Daughter 2 came in to me, wielding the kitchen scissors. Let’s cut his beard off, she said, waving them around like a hairdresser who has a vendetta. She was referring to dog 1, but I knew that this could be controversial. You see, partner loves beards. I always knew that he liked beards, because occasionally we would pass someone with a beard and I would make a comment such as, ‘what a dreadful beard!’ and he would defend the beard. Yes, he would actually defend that person’s facial hair. Now don’t get me wrong, a bit of stubble adorning a chiselled jaw is super, a long, straggly beard on a 65 year old hells angel, isn’t. Neither is one of those beards that looks like a shit brown carpet from Carpet Right. I try to explain all this to partner, that there are certain beards that work and those that definitely don’t, but he still gets occasional beard envy.
When we got dog 2 clipped, the first thing partner said was: he’s lost his beard! We are definitely a divided camp in this house: females x 5 anti the beard, male x 1 in the remain camp. And boy does that 1 x male gets a beard bashing from the 5 x females in this house. Daughter 4 called him, ‘prickly hedgehog’ for years, every time he said night night. I remember feeling the same way about my Uncle’s beard when I was little. But, oh the contempt of a teenager…have you ever experienced being dragged over hot coals? That is what it is like when a teenager lets rip:
Are you going to shave this morning? (disgusted look on teenager’s face)
I wasn’t going to.
(Teenager looks like she is going to be physically sick over her bagel) I think you should.

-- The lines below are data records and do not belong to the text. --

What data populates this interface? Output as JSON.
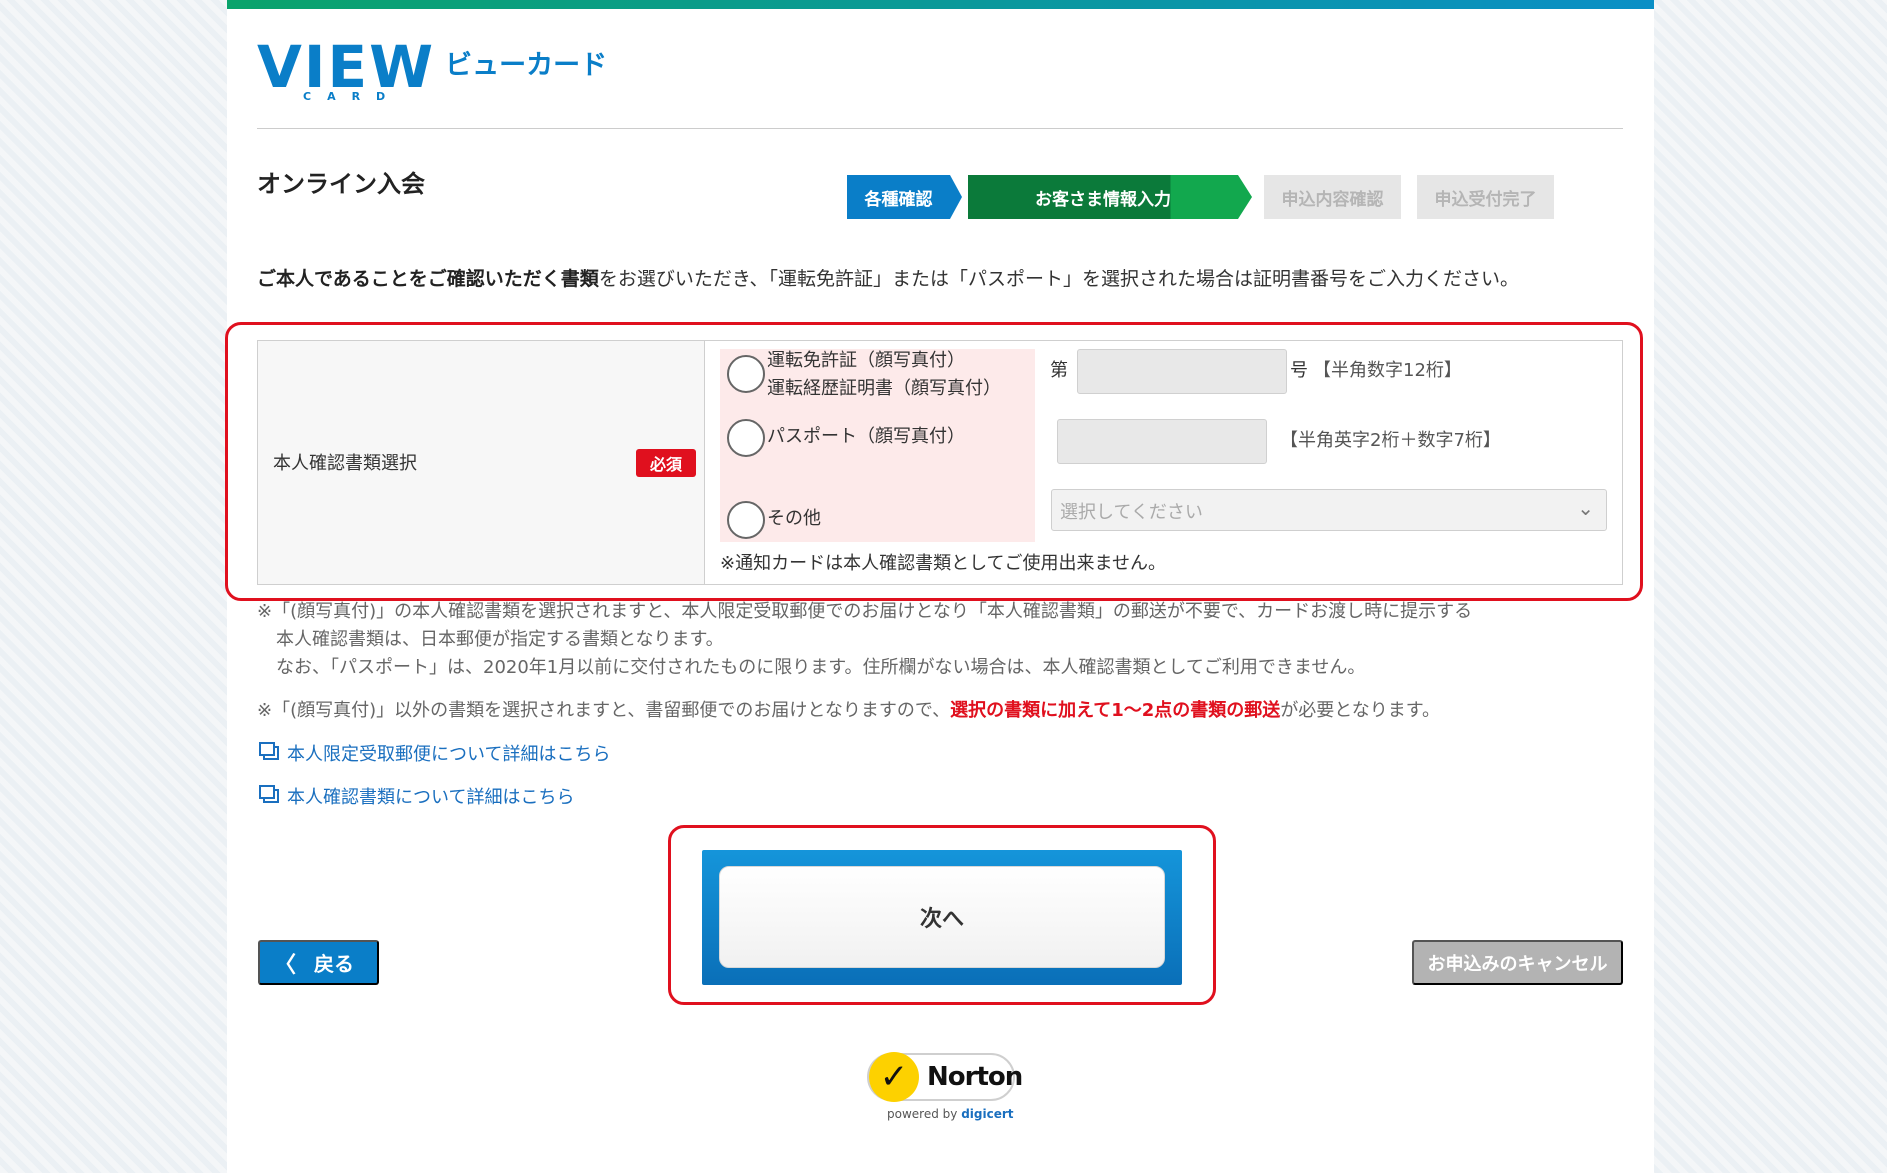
{
  "brand": {
    "logo_main": "VIEW",
    "logo_sub": "CARD",
    "logo_jp": "ビューカード"
  },
  "page": {
    "title": "オンライン入会"
  },
  "steps": [
    {
      "label": "各種確認"
    },
    {
      "label": "お客さま情報入力"
    },
    {
      "label": "申込内容確認"
    },
    {
      "label": "申込受付完了"
    }
  ],
  "intro": {
    "bold": "ご本人であることをご確認いただく書類",
    "rest": "をお選びいただき、「運転免許証」または「パスポート」を選択された場合は証明書番号をご入力ください。"
  },
  "form": {
    "label": "本人確認書類選択",
    "required": "必須",
    "options": [
      {
        "line1": "運転免許証（顔写真付）",
        "line2": "運転経歴証明書（顔写真付）"
      },
      {
        "line1": "パスポート（顔写真付）"
      },
      {
        "line1": "その他"
      }
    ],
    "license": {
      "prefix": "第",
      "suffix": "号",
      "hint": "【半角数字12桁】",
      "value": ""
    },
    "passport": {
      "hint": "【半角英字2桁＋数字7桁】",
      "value": ""
    },
    "select": {
      "placeholder": "選択してください"
    },
    "card_notice": "※通知カードは本人確認書類としてご使用出来ません。"
  },
  "notes": {
    "n1_line1": "※「(顔写真付)」の本人確認書類を選択されますと、本人限定受取郵便でのお届けとなり「本人確認書類」の郵送が不要で、カードお渡し時に提示する",
    "n1_line2": "本人確認書類は、日本郵便が指定する書類となります。",
    "n1_line3": "なお、「パスポート」は、2020年1月以前に交付されたものに限ります。住所欄がない場合は、本人確認書類としてご利用できません。",
    "n2_pre": "※「(顔写真付)」以外の書類を選択されますと、書留郵便でのお届けとなりますので、",
    "n2_red": "選択の書類に加えて1～2点の書類の郵送",
    "n2_post": "が必要となります。"
  },
  "links": {
    "l1": "本人限定受取郵便について詳細はこちら",
    "l2": "本人確認書類について詳細はこちら"
  },
  "buttons": {
    "next": "次へ",
    "back": "戻る",
    "cancel": "お申込みのキャンセル"
  },
  "norton": {
    "name": "Norton",
    "powered_by": "powered by",
    "vendor": "digicert"
  },
  "colors": {
    "primary": "#0a7ec8",
    "active_step": "#0b7a3a",
    "required": "#e0101e",
    "link": "#1a6fbf"
  }
}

(Red rag to partner. I exit the kitchen.) Well, if that’s what you think, then I won’t. (I’m gesticulating, ‘let it go’ signs from the garden, through the window).
And that very same daughter is now wielding those scissors at dog 1, with a glint in her eye. ‘Let’s do it while he’s not here to stop us’, she says excitedly. I disarm her and hack away at it myself. It’s somehow liberating.
On our dog walk the next morning, dog 1 gets chased by a greyhound. “That wouldn’t have happened if he’d still had his beard”, partner says. I laugh the comment off, skeptically. “He had more authority with his beard”, he continues.
So there, I thought, we have it: men, beards and authority. Perhaps this is exactly what teenage daughter is trying to challenge.
There’s a reason I don’t like beards. Have you ever read ‘The Twits’ ?
Yes! That’s exactly what I was thinking about as I wrote this!